Implementation checklist

  • Mass data tools configured with allowed_callers: ["code_execution_20260120"]
  • Detailed output format description in each tool (types, fields, structure)
  • Timeouts implemented in tools that can take >30 seconds
  • Tool result validation to prevent code injection
  • Monitor expires_at field to avoid container timeouts
  • Container reuse via container field for related sessions
  • Tests that verify only final output reaches context (no intermediate data)

Sources

  1. Improved Web Search with Dynamic Filtering — Claude Blog — data on accuracy improvements and token reduction in web searches.
  2. Advanced Tool Use Performance — Anthropic Engineering — metrics on token reduction and accuracy improvements in Tool Search and Tool Use Examples.
  3. Programmatic Tool Calling — Claude API Docs — official technical documentation on implementation and use cases.

Frequently Asked Questions

What happens if my tool fails during programmatic execution?
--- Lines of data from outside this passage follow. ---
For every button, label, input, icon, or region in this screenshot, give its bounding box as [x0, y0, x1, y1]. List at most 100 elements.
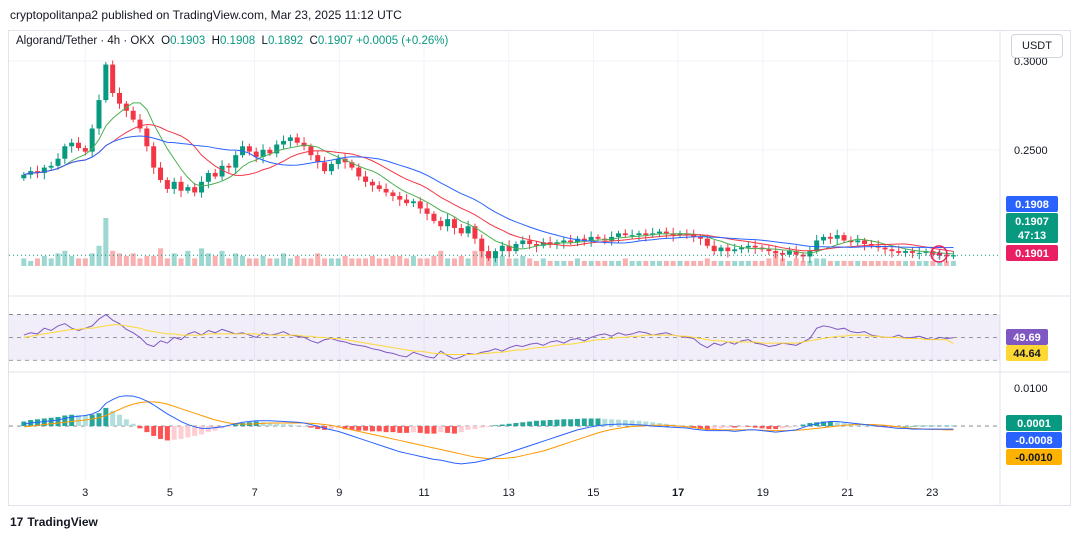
volume-bar [301, 258, 307, 266]
volume-bar [472, 250, 478, 266]
volume-bar [28, 260, 34, 266]
macd-histogram-bar [636, 420, 642, 427]
candle-body [506, 245, 512, 252]
macd-histogram-bar [698, 426, 704, 430]
candle-body [732, 249, 738, 252]
volume-bar [622, 258, 628, 266]
candle-body [219, 165, 225, 177]
lightning-bolt-icon [936, 248, 943, 260]
volume-bar [800, 260, 806, 266]
candle-body [82, 148, 88, 152]
volume-bar [650, 260, 656, 266]
macd-histogram-bar [615, 419, 621, 427]
candle-body [622, 233, 628, 236]
candle-body [465, 226, 471, 234]
close-label: C [309, 35, 318, 47]
macd-histogram-bar [410, 426, 416, 433]
candle-body [274, 144, 280, 154]
macd-histogram-bar [540, 420, 546, 427]
candle-body [96, 100, 102, 129]
macd-histogram-bar [739, 426, 745, 427]
macd-histogram-bar [650, 422, 656, 427]
volume-bar [21, 258, 27, 266]
volume-bar [643, 260, 649, 266]
volume-bar [773, 250, 779, 266]
macd-histogram-bar [752, 426, 758, 428]
macd-histogram-bar [520, 422, 526, 427]
symbol-title[interactable]: Algorand/Tether · 4h · OKX [16, 35, 155, 47]
x-tick-label: 9 [336, 487, 342, 499]
candle-body [328, 164, 334, 172]
macd-histogram-bar [923, 425, 929, 427]
macd-histogram-bar [622, 420, 628, 427]
macd-histogram-bar [144, 426, 150, 433]
volume-bar [547, 260, 553, 266]
volume-bar [465, 258, 471, 266]
macd-histogram-bar [629, 420, 635, 427]
macd-histogram-bar [404, 426, 410, 433]
candle-body [233, 155, 239, 168]
candle-body [937, 254, 943, 256]
publisher-header: cryptopolitanpa2 published on TradingVie… [10, 8, 402, 22]
macd-histogram-bar [533, 420, 539, 427]
macd-histogram-bar [568, 419, 574, 427]
rsi-ma-line [23, 324, 954, 356]
volume-bar [581, 260, 587, 266]
volume-bar [69, 255, 75, 266]
macd-histogram-bar [212, 426, 218, 431]
rsi-ma-value-label [1006, 345, 1048, 361]
x-tick-label: 23 [926, 487, 938, 499]
macd-histogram-bar [62, 415, 68, 427]
candle-body [130, 110, 136, 120]
candle-body [780, 252, 786, 255]
macd-histogram-bar [800, 424, 806, 427]
macd-histogram-bar [199, 426, 205, 435]
candle-body [451, 219, 457, 229]
x-tick-label: 15 [587, 487, 599, 499]
candle-body [499, 245, 505, 252]
volume-bar [909, 260, 915, 266]
candle-body [41, 167, 47, 173]
volume-bar [267, 258, 273, 266]
macd-histogram-bar [158, 426, 164, 439]
candle-body [110, 64, 116, 93]
volume-bar [342, 255, 348, 266]
volume-bar [882, 260, 888, 266]
macd-histogram-bar [130, 423, 136, 427]
volume-bar [766, 258, 772, 266]
volume-bar [274, 258, 280, 266]
macd-histogram-bar [363, 426, 369, 431]
candle-body [527, 240, 533, 245]
volume-bar [698, 260, 704, 266]
candle-body [636, 233, 642, 236]
volume-bar [48, 258, 54, 266]
volume-bar [96, 245, 102, 266]
tradingview-footer[interactable]: 17 TradingView [10, 515, 98, 529]
macd-histogram-label-text: 0.0001 [1017, 418, 1051, 430]
volume-bar [520, 255, 526, 266]
x-tick-label: 3 [82, 487, 88, 499]
macd-signal-label-text: -0.0010 [1015, 452, 1052, 464]
volume-bar [240, 255, 246, 266]
candle-body [773, 251, 779, 253]
macd-histogram-bar [868, 426, 874, 427]
volume-bar [328, 258, 334, 266]
volume-bar [759, 260, 765, 266]
candle-body [882, 247, 888, 250]
volume-bar [144, 255, 150, 266]
macd-histogram-bar [267, 423, 273, 427]
macd-histogram-bar [574, 418, 580, 427]
candle-body [739, 247, 745, 250]
candle-body [117, 92, 123, 104]
macd-histogram-bar [506, 423, 512, 427]
change-value: +0.0005 (+0.26%) [356, 35, 449, 47]
macd-histogram-bar [465, 426, 471, 430]
macd-histogram-bar [780, 426, 786, 429]
currency-button[interactable]: USDT [1011, 34, 1063, 58]
macd-histogram-bar [281, 424, 287, 427]
macd-histogram-bar [69, 414, 75, 427]
candle-body [48, 165, 54, 168]
macd-histogram-bar [643, 421, 649, 427]
candle-body [848, 240, 854, 243]
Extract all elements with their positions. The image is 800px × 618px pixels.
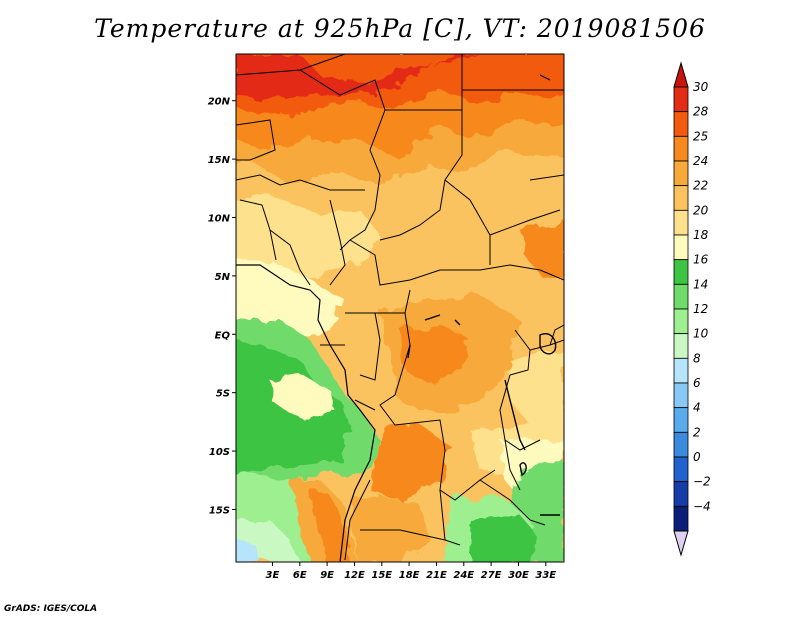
- lon-tick-label: 24E: [453, 570, 474, 581]
- colorbar-label: −4: [693, 499, 711, 513]
- country-borders: [236, 54, 564, 561]
- lat-tick-label: 15N: [208, 155, 231, 166]
- longitude-axis: 3E 6E 9E 12E 15E 18E 21E 24E 27E 30E 33E: [266, 562, 556, 581]
- lon-tick-label: 3E: [266, 570, 280, 581]
- map-title: Temperature at 925hPa [C], VT: 201908150…: [94, 14, 706, 43]
- colorbar-label: 30: [693, 80, 709, 94]
- grads-credit: GrADS: IGES/COLA: [4, 604, 98, 614]
- lat-tick-label: EQ: [215, 330, 231, 341]
- colorbar-swatch: [673, 382, 689, 409]
- lon-tick-label: 12E: [344, 570, 365, 581]
- colorbar-label: 12: [693, 302, 708, 316]
- lon-tick-label: 33E: [535, 570, 556, 581]
- lat-tick-label: 5S: [216, 389, 230, 400]
- colorbar-label: 25: [693, 129, 708, 143]
- colorbar-label: 2: [693, 425, 701, 439]
- colorbar-label: 14: [693, 277, 708, 291]
- colorbar-swatch: [673, 185, 689, 211]
- colorbar-swatch: [673, 333, 689, 359]
- colorbar-label: 6: [693, 376, 701, 390]
- lon-tick-label: 15E: [371, 570, 392, 581]
- colorbar-swatch: [673, 86, 689, 113]
- colorbar-swatch: [673, 160, 689, 187]
- colorbar-swatch: [673, 209, 689, 236]
- colorbar-swatch: [673, 283, 689, 310]
- colorbar-swatch: [673, 308, 689, 335]
- colorbar-label: 18: [693, 228, 709, 242]
- colorbar-swatch: [673, 431, 689, 458]
- lon-tick-label: 30E: [508, 570, 529, 581]
- lat-tick-label: 10S: [209, 447, 230, 458]
- colorbar-swatch: [673, 111, 689, 137]
- coastline: [236, 264, 376, 562]
- lon-tick-label: 27E: [481, 570, 502, 581]
- map-frame: [235, 53, 565, 563]
- colorbar-label: 22: [693, 179, 708, 193]
- colorbar-label: 16: [693, 253, 709, 267]
- colorbar-bottom-arrow: [673, 530, 689, 557]
- colorbar-swatch: [673, 357, 689, 384]
- colorbar-label: −2: [693, 475, 711, 489]
- colorbar-label: 8: [693, 351, 701, 365]
- temperature-field: [236, 54, 564, 562]
- colorbar-label: 4: [693, 401, 701, 415]
- lat-tick-label: 10N: [208, 213, 231, 224]
- colorbar-label: 20: [693, 203, 709, 217]
- lat-tick-label: 15S: [209, 505, 230, 516]
- latitude-axis: 20N 15N 10N 5N EQ 5S 10S 15S: [208, 97, 236, 516]
- lon-tick-label: 21E: [426, 570, 447, 581]
- colorbar-swatch: [673, 407, 689, 433]
- colorbar-swatch: [673, 481, 689, 507]
- colorbar-swatch: [673, 259, 689, 285]
- lon-tick-label: 18E: [399, 570, 420, 581]
- lat-tick-label: 20N: [208, 97, 231, 108]
- lakes: [407, 314, 560, 516]
- lon-tick-label: 9E: [320, 570, 334, 581]
- colorbar-swatch: [673, 234, 689, 261]
- lon-tick-label: 6E: [293, 570, 307, 581]
- colorbar-swatch: [673, 456, 689, 483]
- colorbar-label: 24: [693, 154, 708, 168]
- colorbar-swatch: [673, 505, 689, 532]
- colorbar-label: 0: [693, 450, 701, 464]
- colorbar-top-arrow: [673, 61, 689, 88]
- colorbar-label: 10: [693, 327, 709, 341]
- colorbar-swatch: [673, 135, 689, 162]
- colorbar-label: 28: [693, 105, 709, 119]
- lat-tick-label: 5N: [215, 272, 231, 283]
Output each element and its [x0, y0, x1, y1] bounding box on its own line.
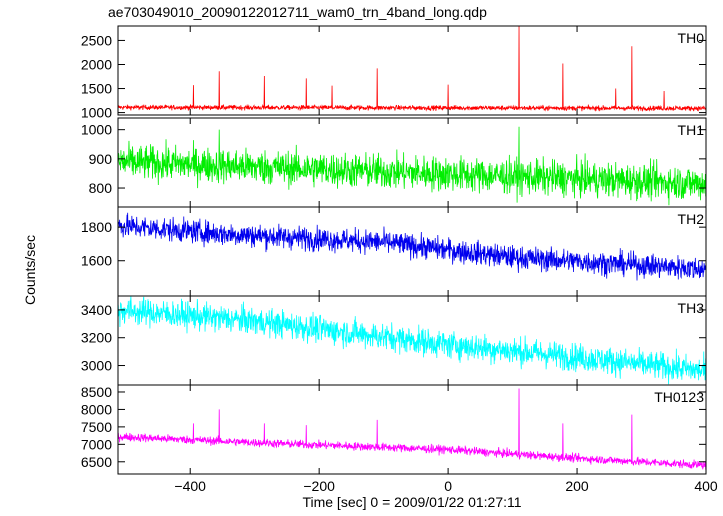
y-tick-label: 1800	[81, 219, 112, 235]
y-tick-label: 3400	[81, 302, 112, 318]
y-tick-label: 1600	[81, 253, 112, 269]
x-tick-label: 400	[694, 478, 718, 494]
y-tick-label: 1500	[81, 81, 112, 97]
y-tick-label: 900	[89, 151, 113, 167]
x-tick-label: −400	[174, 478, 206, 494]
y-tick-label: 6500	[81, 454, 112, 470]
series-line-th0123	[118, 388, 706, 470]
panel-frame-th2	[117, 206, 707, 297]
series-line-th2	[118, 212, 706, 281]
series-line-th3	[118, 296, 706, 385]
panel-label-th3: TH3	[678, 300, 705, 316]
y-tick-label: 8500	[81, 384, 112, 400]
y-tick-label: 800	[89, 180, 113, 196]
y-tick-label: 7500	[81, 419, 112, 435]
y-tick-label: 2500	[81, 32, 112, 48]
y-tick-label: 1000	[81, 105, 112, 121]
panel-frame-th0	[117, 25, 707, 116]
y-tick-label: 7000	[81, 436, 112, 452]
x-tick-label: 200	[565, 478, 589, 494]
y-tick-label: 1000	[81, 122, 112, 138]
x-tick-label: 0	[444, 478, 452, 494]
y-tick-label: 8000	[81, 401, 112, 417]
chart-title: ae703049010_20090122012711_wam0_trn_4ban…	[108, 4, 487, 20]
x-tick-label: −200	[303, 478, 335, 494]
series-line-th1	[118, 126, 706, 206]
x-axis-label: Time [sec] 0 = 2009/01/22 01:27:11	[302, 494, 522, 510]
panel-label-th0123: TH0123	[654, 389, 704, 405]
panel-label-th2: TH2	[678, 211, 705, 227]
panel-frame-th0123	[117, 384, 707, 475]
panel-label-th1: TH1	[678, 122, 705, 138]
series-line-th0	[118, 26, 706, 112]
y-tick-label: 2000	[81, 56, 112, 72]
y-tick-label: 3000	[81, 358, 112, 374]
y-tick-label: 3200	[81, 330, 112, 346]
panel-label-th0: TH0	[678, 30, 705, 46]
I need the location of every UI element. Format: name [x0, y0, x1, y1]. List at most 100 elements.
Python code receives the error as a string and Claude can handle it programmatically — retry, logging, fallbacks. It’s more resilient than direct mode because the error doesn’t interrupt the entire conversation.

Can I mix programmatic and direct tools in the same request?

Yes, but it’s not recommended. The hybrid pattern confuses the model about when to use each mode. Better to separate clearly: mass data tools → programmatic, UI/confirmation tools → direct.

How do I debug the code Claude generates internally?

The stdout field in code_execution_tool_result shows prints from the code. Use print() statements in your tool logic for debugging. You can also inspect the code in response.content[n].input.code.

Is sandbox overhead worth it for simple tasks?

No. For a single query with small response, container creation overhead exceeds the benefit. As an empirical heuristic: use programmatic mode when you anticipate 3+ calls or datasets >10KB. Measure p95 latency and token costs for your specific case.

Do containers maintain state between requests?

Yes, if you reuse the container ID. Variables, imports, temporary files persist for ~4.5 minutes. Useful for multistep analysis where you need to keep datasets in memory.

Critical security warning: Only reuse containers within the same user or session. In multi-tenant applications, reusing a container between different users exposes variables, temporary files, and data from one user to another. Always invalidate the container ID when changing security context.

How do I implement the complete conversation loop?

The pattern is simple: while stop_reason === "tool_use", respond with tool_result blocks and continue until stop_reason === "end_turn". See the complete TypeScript example in the “Practical implementation” section showing the while loop for handling multiple programmatic tool calls.